A more elegant (IMHO) implementation of the q-list has the second pointer point not at the tail, but rather at either the last next pointer or at the head pointer. This makes your appending logic simpler by not having to deal with the special case of an empty list.
A similar trick can be used with hash tables where the buckets are s-lists. You still get O(1) deletion within a bucket if your hash table returns the address of the pointer that refers to the element, rather than the element itself; and you save one whole pointer per element by doing so.
Using the author's terminology: the last two, the h-list and the d-list, ought to have O(1) insertion anywhere too. Since he calls removal at any position O(1) he must already have a pointer to the desired item. Also, this implies that insertion anywhere is O(1) in all four list types.
Yeah, I was confused by this. Why is deletion not still O(n)? The back pointer doesn't gain you anything, because you can just drag along a temporary "last next" pointer when you're scanning to find the element to delete, which you have to do either way, so the s-list is asymptotically no slower at deletion--- O(n) to find the element to delete, and O(1) to delete it.

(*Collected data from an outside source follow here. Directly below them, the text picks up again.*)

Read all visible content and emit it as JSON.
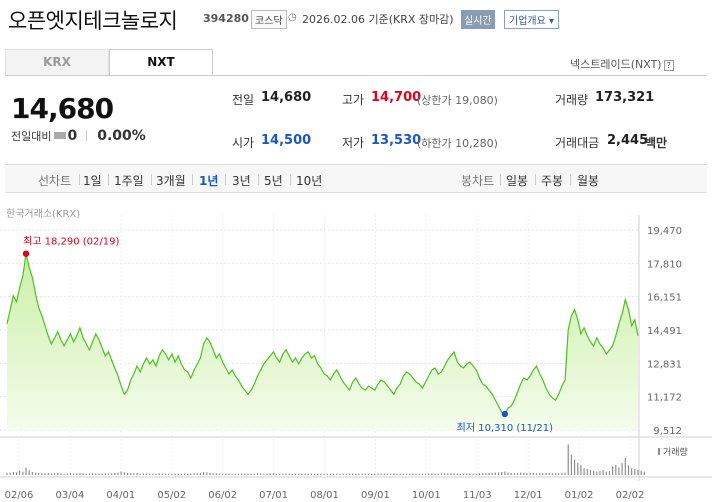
{
  "header": {
    "stock_name": "오픈엣지테크놀로지",
    "code": "394280",
    "market_badge": "코스닥",
    "datetime": "2026.02.06 기준(KRX 장마감)",
    "realtime_button": "실시간",
    "company_info_button": "기업개요 ▾"
  },
  "tabs": [
    {
      "label": "KRX",
      "selected": false
    },
    {
      "label": "NXT",
      "selected": true
    }
  ],
  "nxt_link": "넥스트레이드(NXT)",
  "quote": {
    "price": "14,680",
    "change_label": "전일대비",
    "change_value": "0",
    "change_pct": "0.00%"
  },
  "stats": {
    "prev_close_label": "전일",
    "prev_close": "14,680",
    "high_label": "고가",
    "high": "14,700",
    "upper_limit": "(상한가 19,080)",
    "volume_label": "거래량",
    "volume": "173,321",
    "open_label": "시가",
    "open": "14,500",
    "low_label": "저가",
    "low": "13,530",
    "lower_limit": "(하한가 10,280)",
    "amount_label": "거래대금",
    "amount": "2,445",
    "amount_unit": "백만"
  },
  "toolbar": {
    "line_chart_label": "선차트",
    "periods": [
      "1일",
      "1주일",
      "3개월",
      "1년",
      "3년",
      "5년",
      "10년"
    ],
    "selected_period": "1년",
    "candle_chart_label": "봉차트",
    "candle_periods": [
      "일봉",
      "주봉",
      "월봉"
    ]
  },
  "source_note": "한국거래소(KRX)",
  "colors": {
    "line": "#4cc11f",
    "area_top": "#cbf0a8",
    "area_bottom": "#f4fcec",
    "up": "#e0001b",
    "down": "#1b56c2",
    "volume": "#8f8f8f"
  },
  "chart_data": {
    "type": "area",
    "y_ticks": [
      "19,470",
      "17,810",
      "16,151",
      "14,491",
      "12,831",
      "11,172",
      "9,512"
    ],
    "ylim": [
      9512,
      19470
    ],
    "x_ticks": [
      "02/06",
      "03/04",
      "04/01",
      "05/02",
      "06/02",
      "07/01",
      "08/01",
      "09/01",
      "10/01",
      "11/03",
      "12/01",
      "01/02",
      "02/02"
    ],
    "high_annotation": "최고 18,290 (02/19)",
    "high_value": 18290,
    "high_index": 6,
    "low_annotation": "최저 10,310 (11/21)",
    "low_value": 10310,
    "low_index": 157,
    "volume_label": "거래량",
    "series": [
      {
        "values": [
          14800,
          15500,
          16200,
          15900,
          16600,
          17200,
          18290,
          17600,
          17100,
          16300,
          15600,
          15200,
          14700,
          14200,
          13800,
          14100,
          14400,
          14000,
          13700,
          14000,
          14300,
          13900,
          14200,
          14600,
          14100,
          13800,
          13500,
          13900,
          14300,
          14000,
          13600,
          13200,
          13400,
          13000,
          12600,
          12200,
          11700,
          11300,
          11500,
          12000,
          12300,
          12700,
          12400,
          12800,
          13100,
          12800,
          13000,
          12700,
          13200,
          13500,
          13300,
          13000,
          13300,
          12900,
          13200,
          12800,
          12500,
          12400,
          12100,
          12500,
          12800,
          13100,
          13800,
          14100,
          13900,
          13500,
          13100,
          13300,
          12900,
          12600,
          12300,
          12500,
          12200,
          12000,
          11700,
          11500,
          11300,
          11500,
          11800,
          12200,
          12500,
          12800,
          13000,
          13200,
          13400,
          13100,
          12900,
          13300,
          13500,
          13200,
          12900,
          13100,
          12800,
          13100,
          13300,
          13400,
          13100,
          13200,
          12800,
          12600,
          12300,
          12200,
          12000,
          12300,
          12500,
          12200,
          11900,
          11700,
          11500,
          11900,
          12100,
          11800,
          11600,
          11500,
          11700,
          11600,
          11500,
          11800,
          12000,
          11900,
          11700,
          11500,
          11300,
          11600,
          11800,
          12200,
          12400,
          12300,
          12100,
          11900,
          11800,
          11600,
          11900,
          12200,
          12500,
          12600,
          12300,
          12400,
          12700,
          13000,
          13200,
          13400,
          12900,
          12700,
          12600,
          12800,
          12900,
          12700,
          12500,
          12100,
          11800,
          11700,
          11500,
          11300,
          11000,
          10700,
          10400,
          10310,
          10600,
          10700,
          11000,
          11400,
          11800,
          12100,
          12000,
          12200,
          12500,
          12700,
          12300,
          12000,
          11600,
          11300,
          11100,
          11000,
          11300,
          11700,
          12000,
          14500,
          15200,
          15500,
          15000,
          14300,
          14600,
          14200,
          13900,
          13700,
          14100,
          13800,
          13600,
          13300,
          13500,
          13700,
          14200,
          14800,
          15300,
          16000,
          15500,
          14700,
          15000,
          14200
        ]
      }
    ],
    "volume": [
      0.06,
      0.07,
      0.09,
      0.08,
      0.12,
      0.1,
      0.22,
      0.14,
      0.09,
      0.07,
      0.06,
      0.05,
      0.05,
      0.06,
      0.04,
      0.05,
      0.06,
      0.05,
      0.04,
      0.05,
      0.06,
      0.04,
      0.05,
      0.06,
      0.05,
      0.04,
      0.04,
      0.05,
      0.05,
      0.04,
      0.04,
      0.05,
      0.04,
      0.05,
      0.06,
      0.07,
      0.1,
      0.08,
      0.06,
      0.05,
      0.05,
      0.06,
      0.04,
      0.05,
      0.05,
      0.04,
      0.04,
      0.04,
      0.05,
      0.05,
      0.04,
      0.04,
      0.04,
      0.04,
      0.04,
      0.04,
      0.04,
      0.04,
      0.04,
      0.05,
      0.05,
      0.06,
      0.09,
      0.08,
      0.06,
      0.05,
      0.05,
      0.04,
      0.04,
      0.04,
      0.04,
      0.04,
      0.04,
      0.04,
      0.05,
      0.05,
      0.04,
      0.04,
      0.04,
      0.05,
      0.05,
      0.04,
      0.04,
      0.05,
      0.05,
      0.04,
      0.04,
      0.04,
      0.05,
      0.04,
      0.04,
      0.04,
      0.04,
      0.04,
      0.04,
      0.04,
      0.04,
      0.04,
      0.04,
      0.04,
      0.04,
      0.04,
      0.04,
      0.04,
      0.04,
      0.04,
      0.04,
      0.04,
      0.05,
      0.04,
      0.04,
      0.04,
      0.04,
      0.04,
      0.04,
      0.04,
      0.04,
      0.04,
      0.04,
      0.04,
      0.04,
      0.04,
      0.05,
      0.04,
      0.04,
      0.04,
      0.04,
      0.04,
      0.04,
      0.04,
      0.04,
      0.04,
      0.04,
      0.05,
      0.05,
      0.04,
      0.04,
      0.04,
      0.05,
      0.05,
      0.05,
      0.05,
      0.04,
      0.04,
      0.04,
      0.04,
      0.04,
      0.04,
      0.04,
      0.05,
      0.05,
      0.05,
      0.06,
      0.06,
      0.07,
      0.08,
      0.09,
      0.1,
      0.07,
      0.06,
      0.05,
      0.06,
      0.07,
      0.06,
      0.05,
      0.06,
      0.06,
      0.05,
      0.05,
      0.05,
      0.06,
      0.06,
      0.05,
      0.05,
      0.05,
      0.06,
      0.07,
      0.9,
      0.6,
      0.45,
      0.35,
      0.3,
      0.2,
      0.18,
      0.15,
      0.12,
      0.1,
      0.12,
      0.15,
      0.1,
      0.12,
      0.25,
      0.3,
      0.22,
      0.35,
      0.5,
      0.28,
      0.2,
      0.18,
      0.15,
      0.12,
      0.1
    ]
  }
}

My post was in response to the thread above -- the bottom line is that for all of the linked lists you mention insertion/deletion is O(n) in the general case and O(1) at the head. The way its currently written is confusing and wrong.

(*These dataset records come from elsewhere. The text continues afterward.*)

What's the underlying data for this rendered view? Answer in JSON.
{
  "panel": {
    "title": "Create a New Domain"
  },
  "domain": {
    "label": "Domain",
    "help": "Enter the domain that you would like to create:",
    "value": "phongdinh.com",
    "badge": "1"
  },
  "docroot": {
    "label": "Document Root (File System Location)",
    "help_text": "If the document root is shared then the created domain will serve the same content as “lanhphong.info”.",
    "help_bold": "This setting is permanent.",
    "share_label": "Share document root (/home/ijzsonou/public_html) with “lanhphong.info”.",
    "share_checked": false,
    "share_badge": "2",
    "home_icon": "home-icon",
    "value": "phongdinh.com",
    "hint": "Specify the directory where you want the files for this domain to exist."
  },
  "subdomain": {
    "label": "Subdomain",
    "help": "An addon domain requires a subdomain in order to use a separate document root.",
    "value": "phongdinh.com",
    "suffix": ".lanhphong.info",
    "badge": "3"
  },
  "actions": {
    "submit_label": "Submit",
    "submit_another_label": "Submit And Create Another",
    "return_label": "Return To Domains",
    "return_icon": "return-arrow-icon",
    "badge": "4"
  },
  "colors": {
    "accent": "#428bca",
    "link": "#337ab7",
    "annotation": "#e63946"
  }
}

Should also consider the cases with zero head pointers.
For singly linked lists, a pointer to any node gives you the downstream part of the list, but not the upstream. (Can't think of any non-contrived, simple examples.)
For doubly linked lists, each node is effectively a head/tail. The list might be circular or might not. (Lots of kernel data structures where list membership is not the primary index.)
h-list is only advantageous for hash tables if the links are in-element. Generalized hash tables would probably use s-list. But I like the terminology.